/ Candid Talk

life is long 〰️

it’s what my dad would always say to me growing up — and not to take away from how indeed short our time is here, but to remind me of the magic that is always waiting for me. to not rush something if I wasn’t ready. to not assume our life story is already written for us, before we’ve ever had the opportunity to rewrite it ourselves as often as we’d like.

I believe we are meant to change, and transform, and transition, and constantly become new versions of ourselves. life is as long as we each need it to be.
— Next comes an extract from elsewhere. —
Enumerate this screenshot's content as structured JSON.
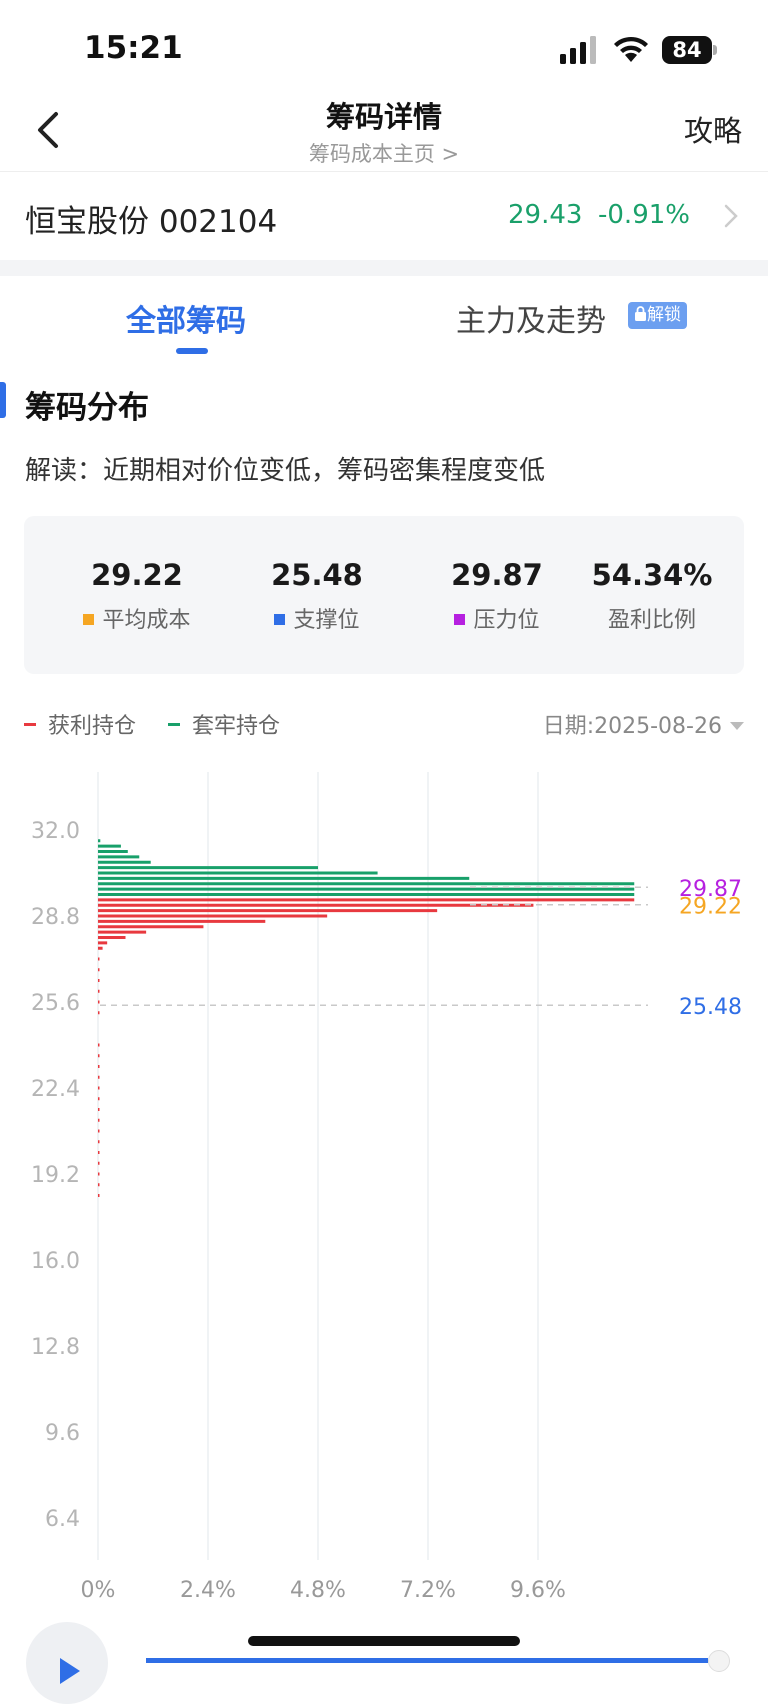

we don’t need to live hurried. most of the time our greatest dreams are being woven in ways we cannot imagine until they become something real — when we have the openness to accept them.
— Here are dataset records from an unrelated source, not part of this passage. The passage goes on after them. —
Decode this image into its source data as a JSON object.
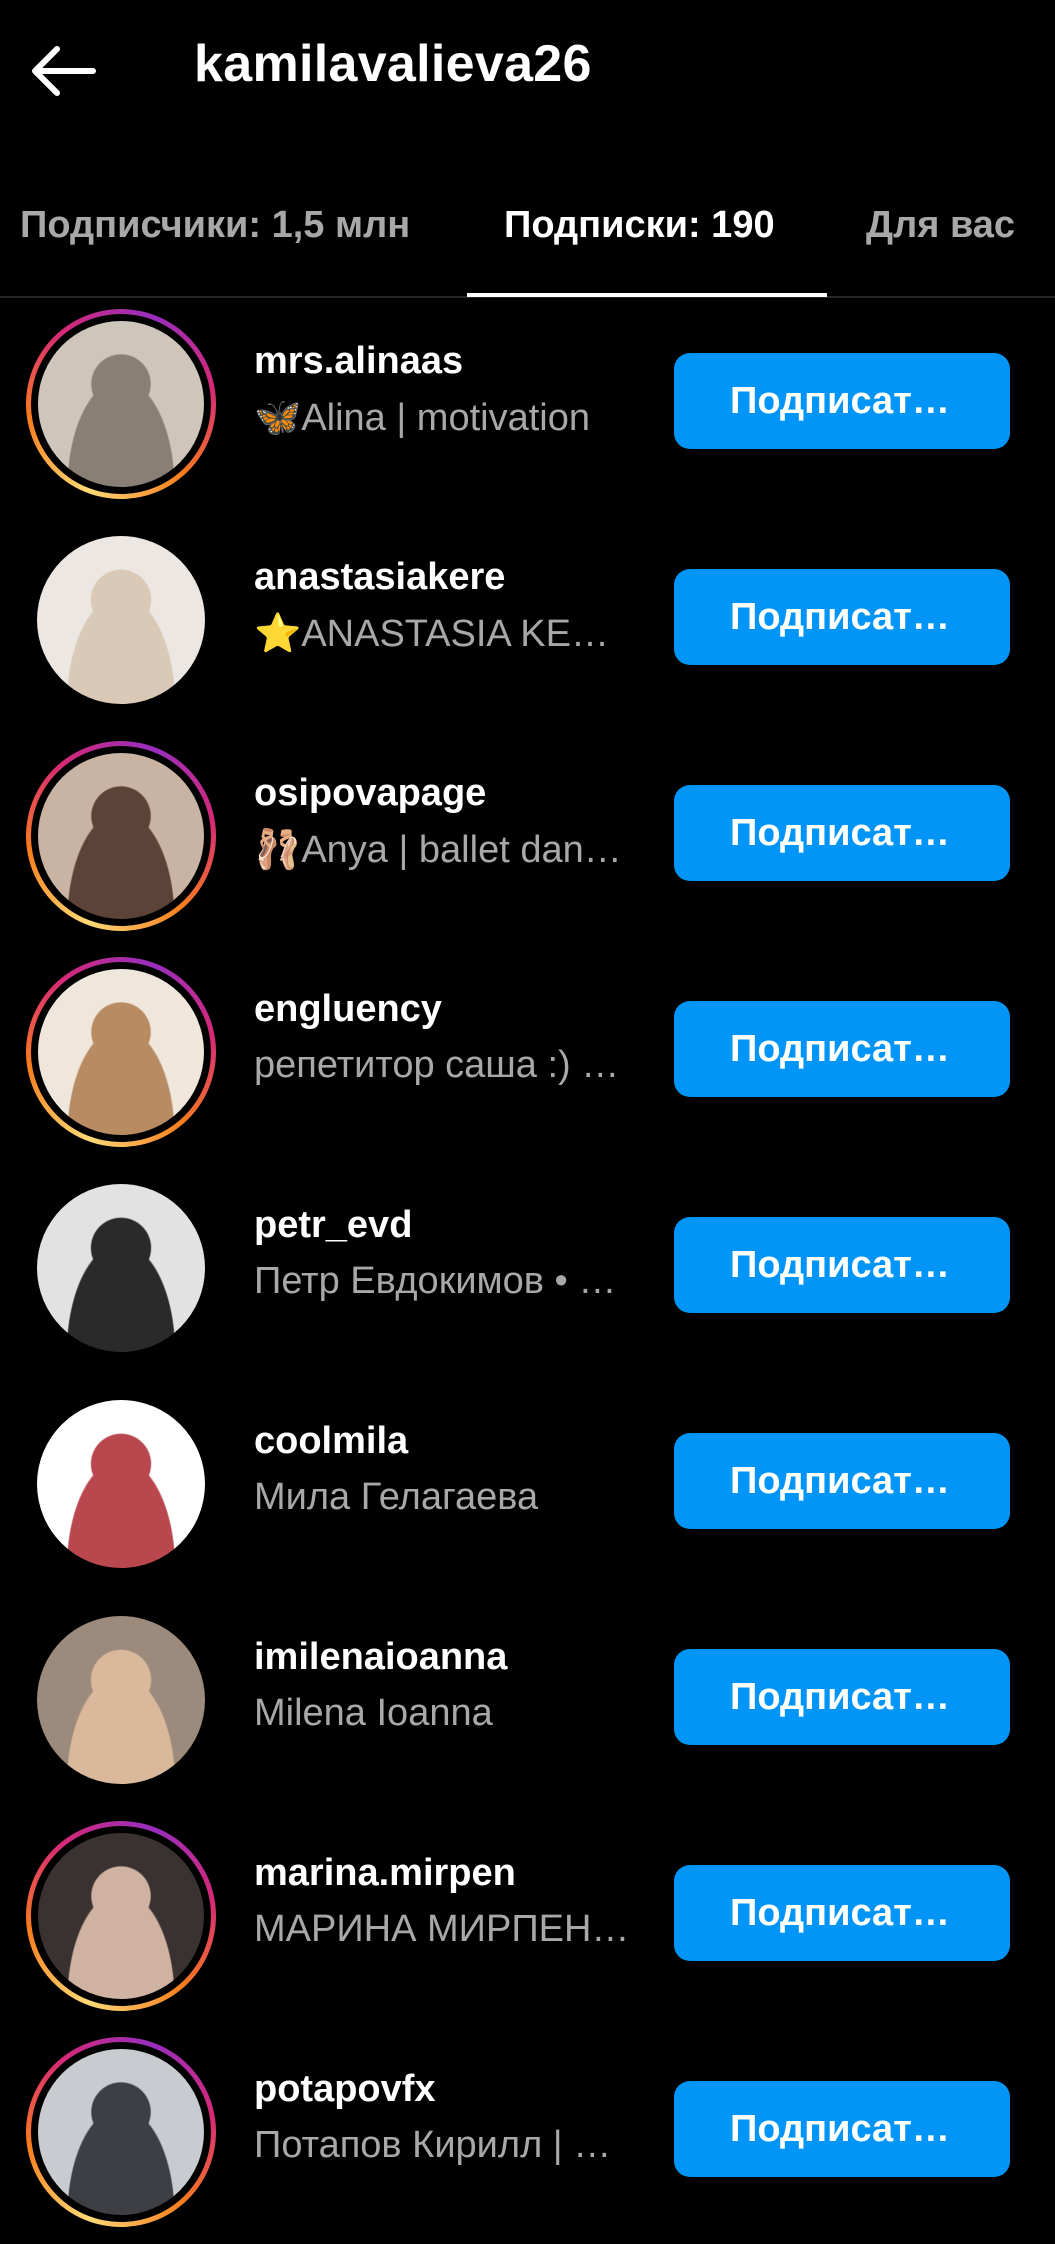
{
  "header": {
    "title": "kamilavalieva26",
    "back_icon": "arrow-left-icon"
  },
  "tabs": [
    {
      "label": "Подписчики: 1,5 млн",
      "active": false
    },
    {
      "label": "Подписки: 190",
      "active": true
    },
    {
      "label": "Для вас",
      "active": false
    }
  ],
  "colors": {
    "background": "#000000",
    "accent": "#0095f6",
    "secondary_text": "#a8a8a8"
  },
  "accounts": [
    {
      "username": "mrs.alinaas",
      "full_name": "🦋Alina | motivation",
      "button": "Подписаться",
      "story_ring": true,
      "avatar_colors": [
        "#cfc6bb",
        "#8a7f74"
      ]
    },
    {
      "username": "anastasiakere",
      "full_name": "⭐ANASTASIA KEREZ",
      "button": "Подписаться",
      "story_ring": false,
      "avatar_colors": [
        "#ece7e2",
        "#d9c9b6"
      ]
    },
    {
      "username": "osipovapage",
      "full_name": "🩰Anya | ballet dancer",
      "button": "Подписаться",
      "story_ring": true,
      "avatar_colors": [
        "#c9b3a3",
        "#5b4437"
      ]
    },
    {
      "username": "engluency",
      "full_name": "репетитор саша :) английский",
      "button": "Подписаться",
      "story_ring": true,
      "avatar_colors": [
        "#efe6dc",
        "#b98b62"
      ]
    },
    {
      "username": "petr_evd",
      "full_name": "Петр Евдокимов • артист",
      "button": "Подписаться",
      "story_ring": false,
      "avatar_colors": [
        "#e2e2e2",
        "#2a2a2a"
      ]
    },
    {
      "username": "coolmila",
      "full_name": "Мила Гелагаева",
      "button": "Подписаться",
      "story_ring": false,
      "avatar_colors": [
        "#ffffff",
        "#b8474e"
      ]
    },
    {
      "username": "imilenaioanna",
      "full_name": "Milena Ioanna",
      "button": "Подписаться",
      "story_ring": false,
      "avatar_colors": [
        "#9c8b7c",
        "#d9b89c"
      ]
    },
    {
      "username": "marina.mirpen",
      "full_name": "МАРИНА МИРПЕНОВА",
      "button": "Подписаться",
      "story_ring": true,
      "avatar_colors": [
        "#3a3230",
        "#cfb2a2"
      ]
    },
    {
      "username": "potapovfx",
      "full_name": "Потапов Кирилл | фотограф",
      "button": "Подписаться",
      "story_ring": true,
      "avatar_colors": [
        "#c8ccd0",
        "#3d3f44"
      ]
    }
  ]
}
what a beautiful way to live knowing that we can be so many things in one lifetime.

/ Candid Talk

me and my ella raine 🌧 I feel less hurried this time, less concerned about what I don’t know. the good days are never long enough and the bad days don’t feel so bad because I know they pass. it all passes. and maybe that’s why i’m not wishing away even the tough days like I did with my first. because there’s nothing like this very moment and by tomorrow it will be gone; a memory for the baby books or a story we’ll tell her someday. and so what a beautiful gift the perspective of passing time has given me on the present.

/ Candid Talk

forever and always, evan & ella 🌙 i’ve known you long before you arrived, within the deepest part of my soul. and then I waited for you. sometimes with hope and sometimes with heartache. but I knew you would arrive, with such force and love and familiarity, and be just as you are.

I will love you in every season of life, my angels.

💫✨🌙

and to every other mom, mom to be, and mom in waiting, I am honored to walk alongside you.

/ Candid Talk

do you ever miss something that’s still yours? it’s the heartbreak I can’t help but feel in between the gratitude and the exhaustion that is being a mother.

it’s in moments like these, which feel so tangible yet so fleeting, that make me ache for what is still mine. it’s as though I long for the simultaneous pride of watching my babies soar, while wanting to pause time on our most beautiful moments.

this is motherhood.

/ Candid Talk

forever ♾ becoming a mother made me feel like I was home. like I arrived at this place within me that was safe, and warm, no matter how unpredictable and hard. a place that makes me want to be kind to myself and kinder to others. a place that requires all of me and yet still gives me more than I arrived with.